Quando um homem pretendia casar com terceira mulher, já deveria ter quase sempre em mente o casamento com a quarta mulher,  o mais depressa possível. É que ter três mulheres em casa provoca um desequilíbrio grave pois uma delas virava quase sempre vítima das outras duas.  Até nesta forma de viver os Africanos tinham as suas regras de vivência pacífica.

Com condições de vida muito precárias, viviam de alguns trabalhos que emanavam do Comando da Companhia. Semeavam mancarra, amendoim, que frequentemente iam vender a Bissau, normalmente à Casa Gouveia, pertencente a (ou contratante de) o Grupo CUF.

Havia, também, outras vivências. Recordo de um ou dois casos de raparigas com os seus oito ou dez anos, terem ido a Bissau fazer a ablação do clitóris. Uma delas não voltou, porque, segundo se constou, não sobreviveu às infeções a que estavam expostas. 


Eram rituais da população que ao que sei, à época, as autoridades não dariam muita importância, assim como a circuncisão dos rapazes.

Hoje, sabemos que se está fazendo um esforço de sensibilização para se evitarem tais atos nefastos para a saúde das raparigas, futuras mulheres. Fazem-se leis, mas de difícil cumprimento porque a África é demasiado grande e os meios de comunicação demasiados lentos e escassos. Os costumes milenares levam sempre muito tempo a serem mudados ou erradicados.


Quando havia disponibilidade e sossego para isso, tinha grandes conversas agradáveis com o Comandante [da CCAV 2482]. 
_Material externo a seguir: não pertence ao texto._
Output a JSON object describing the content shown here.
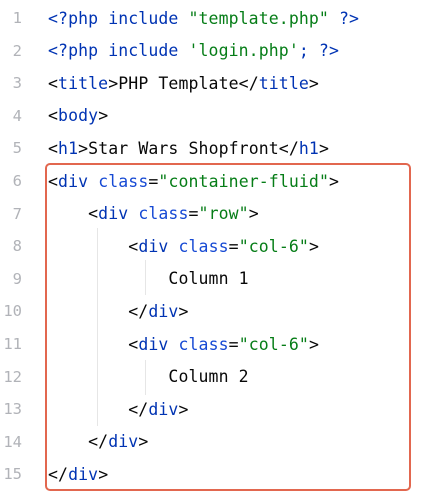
{
  "editor": {
    "lines": [
      {
        "number": "1",
        "tokens": [
          {
            "text": "<?php include ",
            "kind": "php"
          },
          {
            "text": "\"template.php\"",
            "kind": "str"
          },
          {
            "text": " ?>",
            "kind": "php"
          }
        ]
      },
      {
        "number": "2",
        "tokens": [
          {
            "text": "<?php include ",
            "kind": "php"
          },
          {
            "text": "'login.php'",
            "kind": "str"
          },
          {
            "text": "; ?>",
            "kind": "php"
          }
        ]
      },
      {
        "number": "3",
        "tokens": [
          {
            "text": "<",
            "kind": "plain"
          },
          {
            "text": "title",
            "kind": "tag"
          },
          {
            "text": ">PHP Template</",
            "kind": "plain"
          },
          {
            "text": "title",
            "kind": "tag"
          },
          {
            "text": ">",
            "kind": "plain"
          }
        ]
      },
      {
        "number": "4",
        "tokens": [
          {
            "text": "<",
            "kind": "plain"
          },
          {
            "text": "body",
            "kind": "tag"
          },
          {
            "text": ">",
            "kind": "plain"
          }
        ]
      },
      {
        "number": "5",
        "tokens": [
          {
            "text": "<",
            "kind": "plain"
          },
          {
            "text": "h1",
            "kind": "tag"
          },
          {
            "text": ">Star Wars Shopfront</",
            "kind": "plain"
          },
          {
            "text": "h1",
            "kind": "tag"
          },
          {
            "text": ">",
            "kind": "plain"
          }
        ]
      },
      {
        "number": "6",
        "tokens": [
          {
            "text": "<",
            "kind": "plain"
          },
          {
            "text": "div",
            "kind": "tag"
          },
          {
            "text": " ",
            "kind": "plain"
          },
          {
            "text": "class",
            "kind": "attr"
          },
          {
            "text": "=",
            "kind": "plain"
          },
          {
            "text": "\"container-fluid\"",
            "kind": "str"
          },
          {
            "text": ">",
            "kind": "plain"
          }
        ]
      },
      {
        "number": "7",
        "tokens": [
          {
            "text": "    <",
            "kind": "plain"
          },
          {
            "text": "div",
            "kind": "tag"
          },
          {
            "text": " ",
            "kind": "plain"
          },
          {
            "text": "class",
            "kind": "attr"
          },
          {
            "text": "=",
            "kind": "plain"
          },
          {
            "text": "\"row\"",
            "kind": "str"
          },
          {
            "text": ">",
            "kind": "plain"
          }
        ]
      },
      {
        "number": "8",
        "tokens": [
          {
            "text": "        <",
            "kind": "plain"
          },
          {
            "text": "div",
            "kind": "tag"
          },
          {
            "text": " ",
            "kind": "plain"
          },
          {
            "text": "class",
            "kind": "attr"
          },
          {
            "text": "=",
            "kind": "plain"
          },
          {
            "text": "\"col-6\"",
            "kind": "str"
          },
          {
            "text": ">",
            "kind": "plain"
          }
        ]
      },
      {
        "number": "9",
        "tokens": [
          {
            "text": "            Column 1",
            "kind": "plain"
          }
        ]
      },
      {
        "number": "10",
        "tokens": [
          {
            "text": "        </",
            "kind": "plain"
          },
          {
            "text": "div",
            "kind": "tag"
          },
          {
            "text": ">",
            "kind": "plain"
          }
        ]
      },
      {
        "number": "11",
        "tokens": [
          {
            "text": "        <",
            "kind": "plain"
          },
          {
            "text": "div",
            "kind": "tag"
          },
          {
            "text": " ",
            "kind": "plain"
          },
          {
            "text": "class",
            "kind": "attr"
          },
          {
            "text": "=",
            "kind": "plain"
          },
          {
            "text": "\"col-6\"",
            "kind": "str"
          },
          {
            "text": ">",
            "kind": "plain"
          }
        ]
      },
      {
        "number": "12",
        "tokens": [
          {
            "text": "            Column 2",
            "kind": "plain"
          }
        ]
      },
      {
        "number": "13",
        "tokens": [
          {
            "text": "        </",
            "kind": "plain"
          },
          {
            "text": "div",
            "kind": "tag"
          },
          {
            "text": ">",
            "kind": "plain"
          }
        ]
      },
      {
        "number": "14",
        "tokens": [
          {
            "text": "    </",
            "kind": "plain"
          },
          {
            "text": "div",
            "kind": "tag"
          },
          {
            "text": ">",
            "kind": "plain"
          }
        ]
      },
      {
        "number": "15",
        "tokens": [
          {
            "text": "</",
            "kind": "plain"
          },
          {
            "text": "div",
            "kind": "tag"
          },
          {
            "text": ">",
            "kind": "plain"
          }
        ]
      }
    ],
    "colors": {
      "tag": "#0033b3",
      "attribute": "#174ad4",
      "string": "#067d17",
      "text": "#080808",
      "line_number": "#b1b3b8",
      "highlight_border": "#e2674f"
    }
  }
}
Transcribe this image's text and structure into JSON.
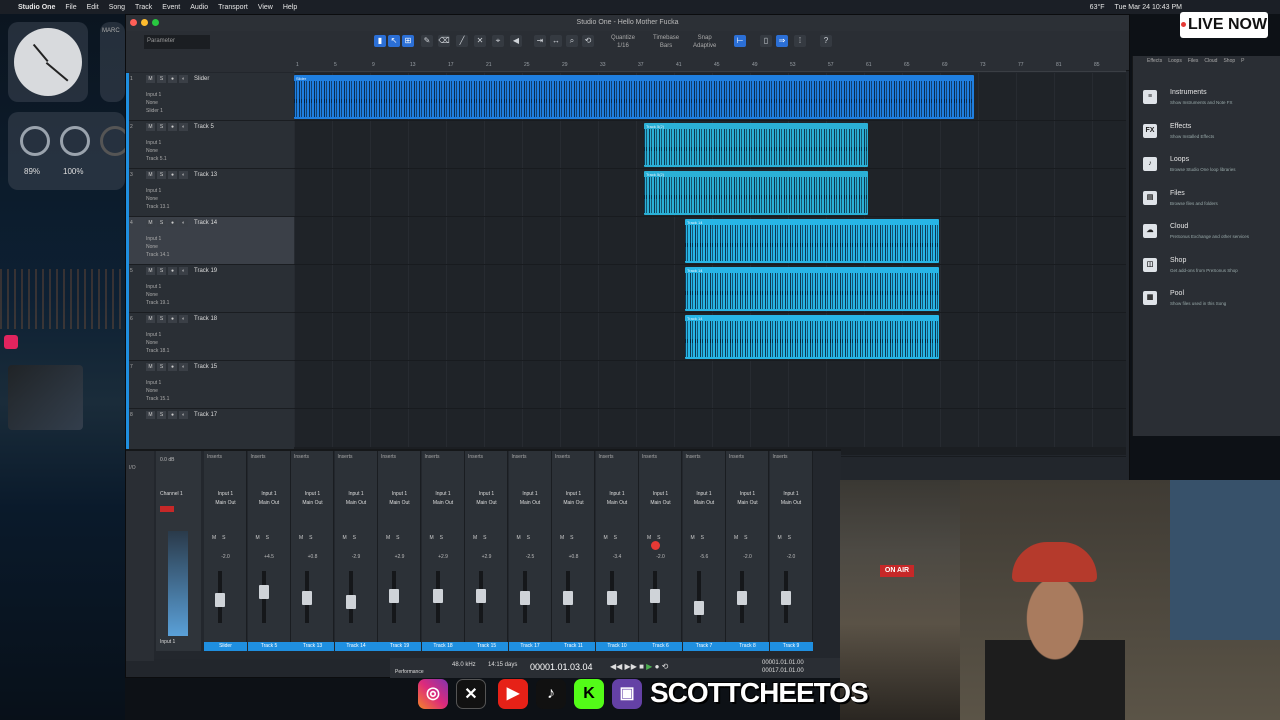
{
  "menubar": {
    "app_name": "Studio One",
    "menus": [
      "File",
      "Edit",
      "Song",
      "Track",
      "Event",
      "Audio",
      "Transport",
      "View",
      "Help"
    ],
    "status": [
      "63°F",
      "Tue Mar 24 10:43 PM"
    ]
  },
  "desktop": {
    "battery_left_pct": "89%",
    "battery_right_pct": "100%",
    "calendar_label": "MARC"
  },
  "window": {
    "title": "Studio One - Hello Mother Fucka"
  },
  "toolbar": {
    "parameter_label": "Parameter",
    "quantize_label": "Quantize",
    "quantize_value": "1/16",
    "timebase_label": "Timebase",
    "timebase_value": "Bars",
    "snap_label": "Snap",
    "snap_value": "Adaptive"
  },
  "ruler_ticks": [
    "1",
    "5",
    "9",
    "13",
    "17",
    "21",
    "25",
    "29",
    "33",
    "37",
    "41",
    "45",
    "49",
    "53",
    "57",
    "61",
    "65",
    "69",
    "73",
    "77",
    "81",
    "85"
  ],
  "tracks": [
    {
      "num": "1",
      "name": "Slider",
      "input": "Input 1",
      "mon": "None",
      "out": "Slider 1"
    },
    {
      "num": "2",
      "name": "Track 5",
      "input": "Input 1",
      "mon": "None",
      "out": "Track 5.1"
    },
    {
      "num": "3",
      "name": "Track 13",
      "input": "Input 1",
      "mon": "None",
      "out": "Track 13.1"
    },
    {
      "num": "4",
      "name": "Track 14",
      "input": "Input 1",
      "mon": "None",
      "out": "Track 14.1"
    },
    {
      "num": "5",
      "name": "Track 19",
      "input": "Input 1",
      "mon": "None",
      "out": "Track 19.1"
    },
    {
      "num": "6",
      "name": "Track 18",
      "input": "Input 1",
      "mon": "None",
      "out": "Track 18.1"
    },
    {
      "num": "7",
      "name": "Track 15",
      "input": "Input 1",
      "mon": "None",
      "out": "Track 15.1"
    },
    {
      "num": "8",
      "name": "Track 17",
      "input": "",
      "mon": "",
      "out": ""
    }
  ],
  "clips": [
    {
      "name": "Slider",
      "lane": 0
    },
    {
      "name": "Track 5(2)",
      "lane": 1
    },
    {
      "name": "Track 5(2)",
      "lane": 2
    },
    {
      "name": "Track 14",
      "lane": 3
    },
    {
      "name": "Track 14",
      "lane": 4
    },
    {
      "name": "Track 14",
      "lane": 5
    }
  ],
  "browser": {
    "tabs": [
      "Effects",
      "Loops",
      "Files",
      "Cloud",
      "Shop",
      "P"
    ],
    "items": [
      {
        "icon": "≡",
        "title": "Instruments",
        "sub": "Show Instruments and Note FX"
      },
      {
        "icon": "FX",
        "title": "Effects",
        "sub": "Show Installed Effects"
      },
      {
        "icon": "♪",
        "title": "Loops",
        "sub": "Browse Studio One loop libraries"
      },
      {
        "icon": "▤",
        "title": "Files",
        "sub": "Browse files and folders"
      },
      {
        "icon": "☁",
        "title": "Cloud",
        "sub": "PreSonus Exchange and other services"
      },
      {
        "icon": "◫",
        "title": "Shop",
        "sub": "Get add-ons from PreSonus Shop"
      },
      {
        "icon": "▦",
        "title": "Pool",
        "sub": "Show files used in this Song"
      }
    ]
  },
  "mixer": {
    "io_label": "I/O",
    "channel1_name": "Channel 1",
    "channel1_db": "0.0 dB",
    "channel1_input": "Input 1",
    "inserts_label": "Inserts",
    "strips": [
      {
        "db": "-2.0",
        "num": "1",
        "name": "Slider",
        "rec": false
      },
      {
        "db": "+4.5",
        "num": "2",
        "name": "Track 5",
        "rec": false
      },
      {
        "db": "+0.8",
        "num": "3",
        "name": "Track 13",
        "rec": false
      },
      {
        "db": "-2.9",
        "num": "4",
        "name": "Track 14",
        "rec": false
      },
      {
        "db": "+2.9",
        "num": "5",
        "name": "Track 19",
        "rec": false
      },
      {
        "db": "+2.9",
        "num": "6",
        "name": "Track 18",
        "rec": false
      },
      {
        "db": "+2.9",
        "num": "7",
        "name": "Track 15",
        "rec": false
      },
      {
        "db": "-2.5",
        "num": "8",
        "name": "Track 17",
        "rec": false
      },
      {
        "db": "+0.8",
        "num": "9",
        "name": "Track 11",
        "rec": false
      },
      {
        "db": "-3.4",
        "num": "10",
        "name": "Track 10",
        "rec": false
      },
      {
        "db": "-2.0",
        "num": "11",
        "name": "Track 6",
        "rec": true
      },
      {
        "db": "-5.6",
        "num": "12",
        "name": "Track 7",
        "rec": false
      },
      {
        "db": "-2.0",
        "num": "13",
        "name": "Track 8",
        "rec": false
      },
      {
        "db": "-2.0",
        "num": "14",
        "name": "Track 9",
        "rec": false
      }
    ],
    "strip_input": "Input 1",
    "strip_output": "Main Out"
  },
  "transport": {
    "sample_rate": "48.0 kHz",
    "record_max": "14:15 days",
    "position": "00001.01.03.04",
    "left_locator": "00001.01.01.00",
    "right_locator": "00017.01.01.00",
    "performance_label": "Performance"
  },
  "overlay": {
    "live_now": "LIVE NOW",
    "on_air": "ON AIR",
    "handle": "SCOTTCHEETOS",
    "social_icons": [
      "instagram-icon",
      "x-icon",
      "youtube-icon",
      "tiktok-icon",
      "kick-icon",
      "twitch-icon"
    ]
  }
}
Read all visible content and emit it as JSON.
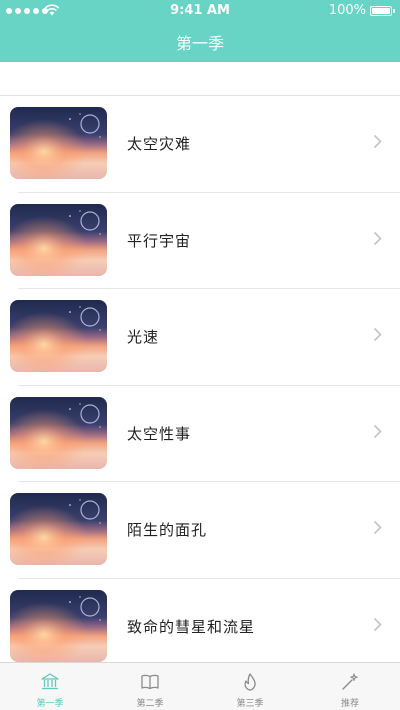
{
  "status_bar": {
    "time": "9:41 AM",
    "battery": "100%"
  },
  "header": {
    "title": "第一季"
  },
  "episodes": [
    {
      "title": "太空灾难"
    },
    {
      "title": "平行宇宙"
    },
    {
      "title": "光速"
    },
    {
      "title": "太空性事"
    },
    {
      "title": "陌生的面孔"
    },
    {
      "title": "致命的彗星和流星"
    }
  ],
  "tabs": [
    {
      "label": "第一季",
      "icon": "bank-icon",
      "active": true
    },
    {
      "label": "第二季",
      "icon": "book-icon",
      "active": false
    },
    {
      "label": "第三季",
      "icon": "flame-icon",
      "active": false
    },
    {
      "label": "推荐",
      "icon": "magic-wand-icon",
      "active": false
    }
  ],
  "colors": {
    "header": "#67d4c6",
    "active_tab": "#5ccbbd",
    "inactive_tab": "#8c8c8c"
  }
}
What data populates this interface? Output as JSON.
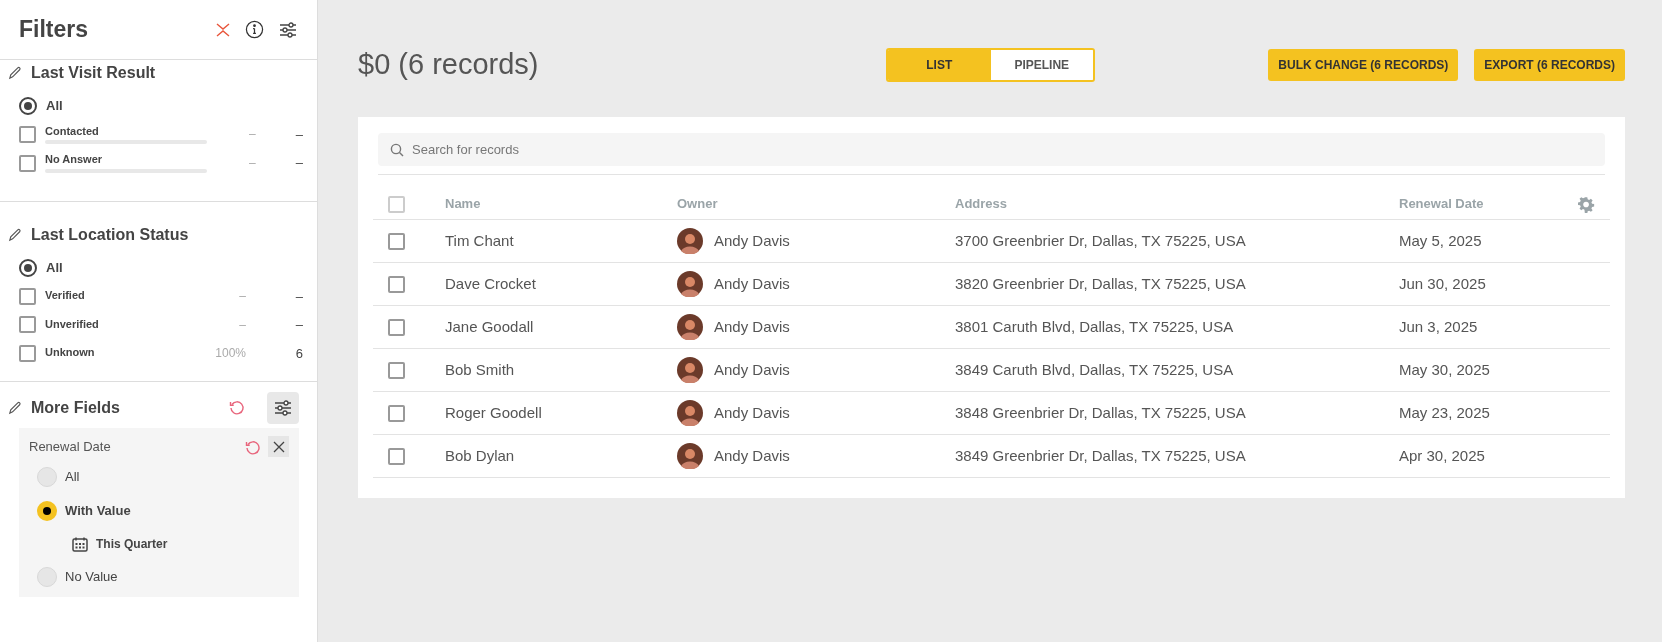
{
  "sidebar": {
    "title": "Filters",
    "sections": [
      {
        "title": "Last Visit Result",
        "options": [
          {
            "label": "All",
            "kind": "radio",
            "selected": true
          },
          {
            "label": "Contacted",
            "kind": "checkbox",
            "checked": false,
            "level": 0,
            "percent": "–",
            "count": "–"
          },
          {
            "label": "No Answer",
            "kind": "checkbox",
            "checked": false,
            "level": 0,
            "percent": "–",
            "count": "–"
          }
        ]
      },
      {
        "title": "Last Location Status",
        "options": [
          {
            "label": "All",
            "kind": "radio",
            "selected": true
          },
          {
            "label": "Verified",
            "kind": "checkbox",
            "checked": false,
            "percent": "–",
            "count": "–"
          },
          {
            "label": "Unverified",
            "kind": "checkbox",
            "checked": false,
            "percent": "–",
            "count": "–"
          },
          {
            "label": "Unknown",
            "kind": "checkbox",
            "checked": false,
            "percent": "100%",
            "count": "6"
          }
        ]
      }
    ],
    "more_fields": {
      "title": "More Fields",
      "field": {
        "label": "Renewal Date",
        "options": [
          {
            "label": "All",
            "selected": false
          },
          {
            "label": "With Value",
            "selected": true,
            "sub": "This Quarter"
          },
          {
            "label": "No Value",
            "selected": false
          }
        ]
      }
    }
  },
  "main": {
    "title": "$0 (6 records)",
    "view_tabs": [
      {
        "label": "LIST",
        "selected": true
      },
      {
        "label": "PIPELINE",
        "selected": false
      }
    ],
    "actions": [
      "BULK CHANGE (6 RECORDS)",
      "EXPORT (6 RECORDS)"
    ],
    "search": {
      "placeholder": "Search for records"
    },
    "table": {
      "all_checked": false,
      "columns": [
        "Name",
        "Owner",
        "Address",
        "Renewal Date"
      ],
      "rows": [
        {
          "checked": false,
          "name": "Tim Chant",
          "owner": "Andy Davis",
          "address": "3700 Greenbrier Dr, Dallas, TX 75225, USA",
          "renewal_date": "May 5, 2025"
        },
        {
          "checked": false,
          "name": "Dave Crocket",
          "owner": "Andy Davis",
          "address": "3820 Greenbrier Dr, Dallas, TX 75225, USA",
          "renewal_date": "Jun 30, 2025"
        },
        {
          "checked": false,
          "name": "Jane Goodall",
          "owner": "Andy Davis",
          "address": "3801 Caruth Blvd, Dallas, TX 75225, USA",
          "renewal_date": "Jun 3, 2025"
        },
        {
          "checked": false,
          "name": "Bob Smith",
          "owner": "Andy Davis",
          "address": "3849 Caruth Blvd, Dallas, TX 75225, USA",
          "renewal_date": "May 30, 2025"
        },
        {
          "checked": false,
          "name": "Roger Goodell",
          "owner": "Andy Davis",
          "address": "3848 Greenbrier Dr, Dallas, TX 75225, USA",
          "renewal_date": "May 23, 2025"
        },
        {
          "checked": false,
          "name": "Bob Dylan",
          "owner": "Andy Davis",
          "address": "3849 Greenbrier Dr, Dallas, TX 75225, USA",
          "renewal_date": "Apr 30, 2025"
        }
      ]
    }
  }
}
Era um jovem Capitão, Oficial e Cavalheiro da Arma de cavalaria. Tinha um trato fácil e simpático. Era respeitado pelos seus Homens, por quem estes tinham e demonstravam ter uma estima como se de um protetor se tratasse.

Não me lembro de ordens ríspidas ou despropositadas. Era um “ranger” que também respeitava os seus Homens, embora quase todos a iniciarem a maioridade, que na época se alcançava aos 21 anos, a menos que ingressasse nas Forças Armadas com idade inferior. Hoje a maioridade é reconhecida aos 18 anos, mas de uma imaturidade que brada ao Altíssimo. 


(Continua)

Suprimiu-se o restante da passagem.